In the U.S. and Europe, adults who present with seizure are usually candidates for a neuroimaging study. (22, 27-29). However, in the pediatric age group, the decision is less clear due to the overall lower rate of tumor, the previously low yield on CT, and the need to sedate younger children in order to perform the MRI (24).

The International League Against Epilepsy (ILAE, 1997) has recommended neuroimaging with an MRI when feasible for all epileptic patients, including children, who do not have a clear cut identifiable idiopathic epilepsy syndrome (22). However, the decision is less clear after a first unprovoked seizure which may turn out to be an isolated event without any recurrence. A published Practice Parameter of the American Academy of Neurology, American Epilepsy Society and Child Neurology Society on the evaluation of a first nonfebrile seizure in children lists neuroimaging as a practice option due to the paucity of available information to support its use (30). In a prospective study, 411 children with a first unprovoked afebrile seizure seen at Montefiore Medical Center, Bronx, New York, between October 1983 and August 1992 were enrolled and followed. Neuroimaging studies were performed in 218 (53%) of the 411 children in the first seizure study. Abnormalities were found in 45 (21%). Of the 218 children who had neuroimaging studies, 159 (73%) had a CT only, 32 (15%) had an MRI only and 27 (12%) had both a CT and an MRI performed. Of the 27 children who had both CT and MRI, the MRI showed an abnormality either not seen on CT or different than that seen on the CT in 8 cases. In the 32 children who only had an MRI, 16% were abnormal. The types of abnormalities found can be divided into abnormalities that altered both the diagnosis and the acute management, abnormalities that provided additional data regarding etiology and/or localization in a child with a first unprovoked seizure, and abnormalities that were probably incidental (22). Four children who clinically were felt to have a first unprovoked seizure were found to have lesions which altered acute management and which excluded them from the first seizure study. These included two children with neuroimaging evidence of neurocysticercosis and two with tumors; all of these children had indications for neuroimaging.

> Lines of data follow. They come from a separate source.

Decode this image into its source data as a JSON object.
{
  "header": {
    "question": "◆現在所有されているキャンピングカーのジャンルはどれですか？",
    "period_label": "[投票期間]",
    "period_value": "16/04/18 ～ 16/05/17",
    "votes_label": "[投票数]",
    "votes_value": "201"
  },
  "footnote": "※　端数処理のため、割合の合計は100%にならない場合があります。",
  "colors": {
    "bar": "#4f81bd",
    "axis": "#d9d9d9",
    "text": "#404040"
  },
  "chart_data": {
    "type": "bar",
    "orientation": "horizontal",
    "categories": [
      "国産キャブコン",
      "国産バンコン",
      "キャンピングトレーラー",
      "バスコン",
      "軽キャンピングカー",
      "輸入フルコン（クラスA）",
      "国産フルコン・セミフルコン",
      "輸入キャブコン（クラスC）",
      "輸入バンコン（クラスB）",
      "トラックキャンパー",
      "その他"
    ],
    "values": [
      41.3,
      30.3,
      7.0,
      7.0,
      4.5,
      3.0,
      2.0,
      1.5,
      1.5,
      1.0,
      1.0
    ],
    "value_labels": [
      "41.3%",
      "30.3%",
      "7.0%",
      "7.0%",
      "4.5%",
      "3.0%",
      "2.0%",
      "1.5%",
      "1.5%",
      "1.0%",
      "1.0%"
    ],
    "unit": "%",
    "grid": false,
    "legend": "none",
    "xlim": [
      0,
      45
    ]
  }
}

The two children ages 8 and 11 with neurocysticercosis both presented with convulsive status epilepticus lasting over 30 minutes. In addition, seizure was clearly focal in the 8 year old.

The 4 year old with a medullablostoma presented with staring and a respiratory arrest and had an abnormal neurological examination after the seizure, which prompted the emergency CT scan. The 17 year old with ganglioglioma presented in 1985 with a focal seizure,which then evolved to generalized seizure lasting 3 minutes. All of these four cases, had clinical reason for neuroimaging, including a respiratory arrest and abnormal neurological examination, status epilepticus in two cases, and a focal seizure in three cases. In summary, of the 411 children with an apparent FUS, 218 had an imaging study of which 45 (21%) were abnormal. The most common abnormalities included: focal encephalomalacia, cerebral dysgenesis and other focal findings. Nine children were found to have mesial temporal changes on MRI.